Pitkin County’s mass vaccination clinics to end next month

Local officials have administered 11,600 vaccine doses in the county

Amy Behrhorst, physicians assistant in employee health at Aspen Valley Hospital, talks with a person before administering the first dose of the Pfizer-BioNTech COVID-19 Vaccine in Aspen on Thursday, Jan. 14, 2021. (Kelsey Brunner/The Aspen Times)

Pitkin County will demobilize the weekly mass vaccination clinics its been holding in another month in favor of smaller, more accessible sites, an official said Thursday.

The last mass vaccination clinic will be held May 14, said Carly Senst, the county’s vaccination coordinator. In addition, at the end of April, the county will move the remaining clinics from the Benedict Music Tent parking lot to the Buttermilk Ski Area parking lot, she said.

The Buttermilk location is on the Roaring Fork Transportation Authority bus line, so it will be more convenient for some county residents.

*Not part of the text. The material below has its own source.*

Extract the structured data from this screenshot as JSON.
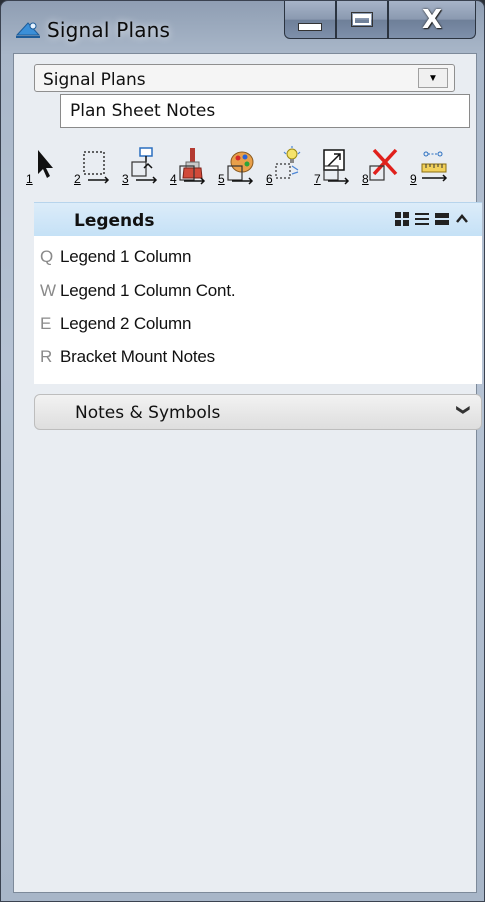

The move to end the mass clinics comes amid a declining demand for vaccinations among Pitkin County residents, while it will also make vaccinations more convenient for those who could not make it to the mass clinics or did not know about them, Senst said. After May 14, vaccinations will likely be handled by primary care physicians, pharmacies and pop-up mobile clinics, she said.

In addition, public health officials plan to extend the Pfizer vaccine — the only one approved for 16 and 17 year olds — to those young adults through partnerships with schools, Senst said.

So far, Pitkin County has administered 11,600 vaccine doses, said Jordana Sabella, the county’s interim public health director. As of Friday’s mass vaccine clinic, 7,000 people will have been fully vaccinated in Pitkin County, she said. That includes a total of 4,500 Pitkin County residents. The rest are those who work in the county or are here for a long-term period of time.

Public health officials have noted a decline in people who sign up for two-dose vaccines like the Pfizer or Moderna versions, Sabella said. Appointments to receive the 1,000 one-dose Johnson & Johnson vaccines allocated to Pitkin County this week, however, filled in just 20 minutes, she said.

Public health officials have repeatedly said that all three U.S.-approved vaccines are safe and effective.

“The best vaccine you can get is the one offered to you at the time,” Sabella said.